Director: William Friedkin
NC-17; 102 mins
When 22 year-old drug dealer Chris (Hirsch) has his stash of drugs stolen from him by his mother, he has to come up with six-thousand dollars quick, or he’s dead. Desperate, he goes to the trailer-park to see his father, Ansel (Hayden Church), and he lays out the plan. Chris’s mother, who everyone hates, has a life insurance policy that would clear up his debt and make them all rich. The problem is that Chris’ mother is very much alive. Enter Detective “Killer” Joe Cooper, a hired hit man with the manners of a Southern gentleman, who will do the job – for an upfront fee, that Chris and Ansel can’t pay. Just as Joe is about to leave, he spots Dottie (Temple), Chris’ innocent younger sister. Joe makes Chris an offer, he’ll keep Dottie as sexual collateral until the money is collected and his fee can be paid. (Synopsis by Voltage Pictures)

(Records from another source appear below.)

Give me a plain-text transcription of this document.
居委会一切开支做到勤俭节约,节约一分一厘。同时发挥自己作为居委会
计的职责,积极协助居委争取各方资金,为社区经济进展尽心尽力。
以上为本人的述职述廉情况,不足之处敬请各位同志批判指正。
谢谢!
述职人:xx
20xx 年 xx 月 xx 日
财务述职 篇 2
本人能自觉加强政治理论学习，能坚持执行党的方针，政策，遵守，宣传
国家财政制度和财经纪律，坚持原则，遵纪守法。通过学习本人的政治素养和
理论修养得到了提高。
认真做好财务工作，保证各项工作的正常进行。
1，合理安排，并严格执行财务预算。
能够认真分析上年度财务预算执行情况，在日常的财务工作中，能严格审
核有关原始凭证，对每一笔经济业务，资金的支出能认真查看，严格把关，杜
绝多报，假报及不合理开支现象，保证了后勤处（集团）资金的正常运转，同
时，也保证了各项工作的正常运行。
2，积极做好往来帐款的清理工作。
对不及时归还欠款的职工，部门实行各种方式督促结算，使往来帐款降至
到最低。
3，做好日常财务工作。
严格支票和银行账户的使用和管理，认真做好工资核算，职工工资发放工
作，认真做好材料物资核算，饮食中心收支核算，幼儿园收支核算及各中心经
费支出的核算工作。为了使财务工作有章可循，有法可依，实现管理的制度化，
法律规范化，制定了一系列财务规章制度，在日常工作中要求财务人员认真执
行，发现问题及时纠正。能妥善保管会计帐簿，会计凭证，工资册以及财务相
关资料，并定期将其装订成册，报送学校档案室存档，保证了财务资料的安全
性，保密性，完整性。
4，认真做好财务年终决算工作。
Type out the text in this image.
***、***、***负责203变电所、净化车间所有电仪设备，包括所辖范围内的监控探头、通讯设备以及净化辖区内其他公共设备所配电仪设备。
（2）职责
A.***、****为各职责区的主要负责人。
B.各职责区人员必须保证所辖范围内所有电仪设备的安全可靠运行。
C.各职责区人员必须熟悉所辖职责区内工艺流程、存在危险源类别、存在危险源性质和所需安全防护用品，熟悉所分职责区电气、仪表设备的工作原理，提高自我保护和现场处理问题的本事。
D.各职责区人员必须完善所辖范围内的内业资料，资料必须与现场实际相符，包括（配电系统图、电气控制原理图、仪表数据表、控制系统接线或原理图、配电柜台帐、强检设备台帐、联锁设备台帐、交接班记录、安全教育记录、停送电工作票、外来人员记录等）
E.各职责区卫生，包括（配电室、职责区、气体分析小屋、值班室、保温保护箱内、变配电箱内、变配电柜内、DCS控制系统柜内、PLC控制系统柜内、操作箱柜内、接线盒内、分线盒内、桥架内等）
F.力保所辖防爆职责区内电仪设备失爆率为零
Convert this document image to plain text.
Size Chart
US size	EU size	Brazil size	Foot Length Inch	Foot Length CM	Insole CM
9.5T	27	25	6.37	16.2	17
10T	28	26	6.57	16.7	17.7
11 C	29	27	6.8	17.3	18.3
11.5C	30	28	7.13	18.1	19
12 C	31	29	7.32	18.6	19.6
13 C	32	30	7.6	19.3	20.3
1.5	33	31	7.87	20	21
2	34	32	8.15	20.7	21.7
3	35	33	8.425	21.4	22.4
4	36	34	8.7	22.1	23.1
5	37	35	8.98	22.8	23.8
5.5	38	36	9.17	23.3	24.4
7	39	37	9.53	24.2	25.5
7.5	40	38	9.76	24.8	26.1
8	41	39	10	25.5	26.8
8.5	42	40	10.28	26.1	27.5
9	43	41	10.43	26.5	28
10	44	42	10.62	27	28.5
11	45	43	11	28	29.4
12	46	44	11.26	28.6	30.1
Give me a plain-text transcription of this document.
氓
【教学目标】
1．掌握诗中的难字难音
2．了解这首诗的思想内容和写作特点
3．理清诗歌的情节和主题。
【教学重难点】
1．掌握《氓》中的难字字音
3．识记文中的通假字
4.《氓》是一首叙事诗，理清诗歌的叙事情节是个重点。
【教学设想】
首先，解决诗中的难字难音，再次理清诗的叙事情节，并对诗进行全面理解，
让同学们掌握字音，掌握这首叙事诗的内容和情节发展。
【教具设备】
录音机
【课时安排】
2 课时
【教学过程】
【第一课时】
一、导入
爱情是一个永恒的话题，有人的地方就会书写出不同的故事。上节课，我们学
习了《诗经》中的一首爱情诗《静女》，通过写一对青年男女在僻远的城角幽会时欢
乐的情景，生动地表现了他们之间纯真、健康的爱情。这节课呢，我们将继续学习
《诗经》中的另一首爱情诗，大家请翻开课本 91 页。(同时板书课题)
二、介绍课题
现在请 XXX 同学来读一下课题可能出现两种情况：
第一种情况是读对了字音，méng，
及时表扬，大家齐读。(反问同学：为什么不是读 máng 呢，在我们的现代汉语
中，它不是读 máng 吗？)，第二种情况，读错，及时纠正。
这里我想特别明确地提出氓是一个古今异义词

Immensely dark and violent, it is no surprise that Friedkin has trouble keeping the lid on this out-of-control farce. Mixing dark humor with the violence helps keep the audience entertained, even as they are squirming in their seats. High point: McConaughey’s performance may be his best to date.
DVD Releases This Week
Director: Chris Renaud
PG; 94 mins.
The 3D-CGI feature Dr. Seuss’ The Lorax is an adaptation of Dr. Seuss’ classic tale of a forest creature who shares the enduring power of hope. The animated adventure follows the journey of a boy as he searches for the one thing that will enable him to win the affection of the girl of his dreams. To find it he must discover the story of the Lorax, the grumpy yet charming creature who fights to protect his world. (Synopsis by Universal)
A new generation’s take on Dr. Seuss’ story is big on the music and color at the expense of the subtlety of the story. Obviously targeted for the younger viewers, it leaves those of us at a certain age nostalgic for the simple animation (and closer adaptation) of the TV special.